Para todos los que dicen “saber” acerca del inminente peligro de las ideas –y, por ende, de los valores que ellas propician– las llamadas “sociedades del conocimiento” son cuerpos de sumo cuidado. Hay, en consecuencia, que impedir que esos centros en los que se enseña a pensar y se producen los más diversos conocimientos, esos locus, esos “recintos” en los que, por lo demás, la gente aprende el valor de ser autónomos, funcionen debidamente. Hay que buscar el modo de mostrar que son peligrosos, que en ellos pululan los enemigos del auténtico “progreso” y “desarrollo” político y social del país, que son ellos los que generan convicciones “antipatrióticas” o “pitiyanquis” y alimentan ideas que terminan generando “guerras”, unas veces “mediáticas”, otras veces políticas y muchas otras veces “económicas”. Son los verdaderos “enemigos del pueblo”, de la humilde sabiduría ancestral del curandero, del cultor popular, del folklore, del campesino, del soldado, del trabajador y, por supuesto, del motorizado. En fin, son los “blanquitos”, los “golpistas”, los enemigos jurados de esa suerte de etiqueta a la que se ha dado en llamar, sobre todo en los últimos tiempos, el “compatriota”. Ese tipo de centros son, en realidad, cultivos de “el mal”, y, por eso, deben ser extirpados, liquidados, aniquilados, hasta convertirlos en auténticas expresiones de “nuestras” más puras y nobles raíces, enriquecidas con el más sano de los sentidos: el sentido común. Eso sí: tienen que ser destruidas de tal modo que parezca que su propia “maldad” las consumió. Con tantos observadores nacionales e internacionales, nadie podrá decir que fueron obligadas a desaparecer. Habrá, pues, que dejarlas morir de mengua. Habrá que irlas asfixiando, estrangulando, poco a poco.

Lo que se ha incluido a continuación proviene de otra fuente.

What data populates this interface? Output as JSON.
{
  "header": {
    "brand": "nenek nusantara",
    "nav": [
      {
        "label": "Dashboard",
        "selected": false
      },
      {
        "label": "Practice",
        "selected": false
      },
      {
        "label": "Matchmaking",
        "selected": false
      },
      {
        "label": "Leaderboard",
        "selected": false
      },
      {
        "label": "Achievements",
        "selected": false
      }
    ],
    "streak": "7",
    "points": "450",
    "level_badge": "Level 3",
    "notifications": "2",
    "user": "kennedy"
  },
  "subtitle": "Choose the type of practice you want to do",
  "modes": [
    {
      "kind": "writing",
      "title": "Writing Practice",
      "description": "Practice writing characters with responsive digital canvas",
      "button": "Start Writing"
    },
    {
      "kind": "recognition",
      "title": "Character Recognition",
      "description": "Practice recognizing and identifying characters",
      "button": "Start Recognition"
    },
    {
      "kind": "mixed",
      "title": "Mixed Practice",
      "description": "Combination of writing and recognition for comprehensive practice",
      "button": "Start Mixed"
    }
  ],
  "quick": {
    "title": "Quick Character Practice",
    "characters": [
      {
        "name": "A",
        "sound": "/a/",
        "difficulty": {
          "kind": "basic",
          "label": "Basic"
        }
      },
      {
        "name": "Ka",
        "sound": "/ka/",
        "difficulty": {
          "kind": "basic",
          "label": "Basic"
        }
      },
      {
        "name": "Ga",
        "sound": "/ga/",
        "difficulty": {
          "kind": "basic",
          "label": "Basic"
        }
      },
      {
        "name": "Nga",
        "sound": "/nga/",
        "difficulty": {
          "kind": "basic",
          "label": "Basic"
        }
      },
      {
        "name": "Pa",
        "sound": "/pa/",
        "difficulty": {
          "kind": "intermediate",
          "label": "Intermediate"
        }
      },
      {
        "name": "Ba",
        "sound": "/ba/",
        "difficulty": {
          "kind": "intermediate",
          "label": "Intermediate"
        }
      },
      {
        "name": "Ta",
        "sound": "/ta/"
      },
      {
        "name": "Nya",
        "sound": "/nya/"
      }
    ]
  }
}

En Venezuela, las universidades atraviesan, históricamente, por su peor momento. Su muerte, una crónica anunciada, parece ser inminente. Sus profesores instructores –título que se otorga después de aprobar una licenciatura y una maestría, y de presentar un concurso de credenciales y luego un concurso de oposición, una prueba escrita y una oral ante un jurado calificador, aparte de ser sometidos a la coordinación de un experto durante un período de dos años– reciben menos de un “salario mínimo”. Aprender a pensar y tener criterios propios ha sido su gran pecado. Eso significa, además, que los jóvenes aspirantes a ser profesores e investigadores, o sea, quienes pretenden contribuir desde sus cátedras y laboratorios con el desarrollo del conocimiento, que –como se ha comprobado– es el único camino real, efectivo, concreto, que garantiza el desarrollo de toda la sociedad en su conjunto, perderán el interés o dejarán de participar en esos centros de enseñanza, porque el incentivo que reciben no les alcanza para formar una familia, porque nunca tendrán una vivienda digna, porque jamás podrán tener su propio vehículo. Se terminarán marchando a otros países, en los que pondrán todo el saber aprendido, y todo el empeño, en función del crecimiento sostenido de otros Estados con más visión y menor mezquindad que el que Venezuela ostenta.
Es el desgarramiento que se vive, aquí y ahora. Menos desarrollo cultural y educativo. Más ignorancia y violencia. El país avanza, quizá sin saberlo, por un precipicio, insensatamente conducido, en sí y para sí, por el lenguaje del desgarramiento.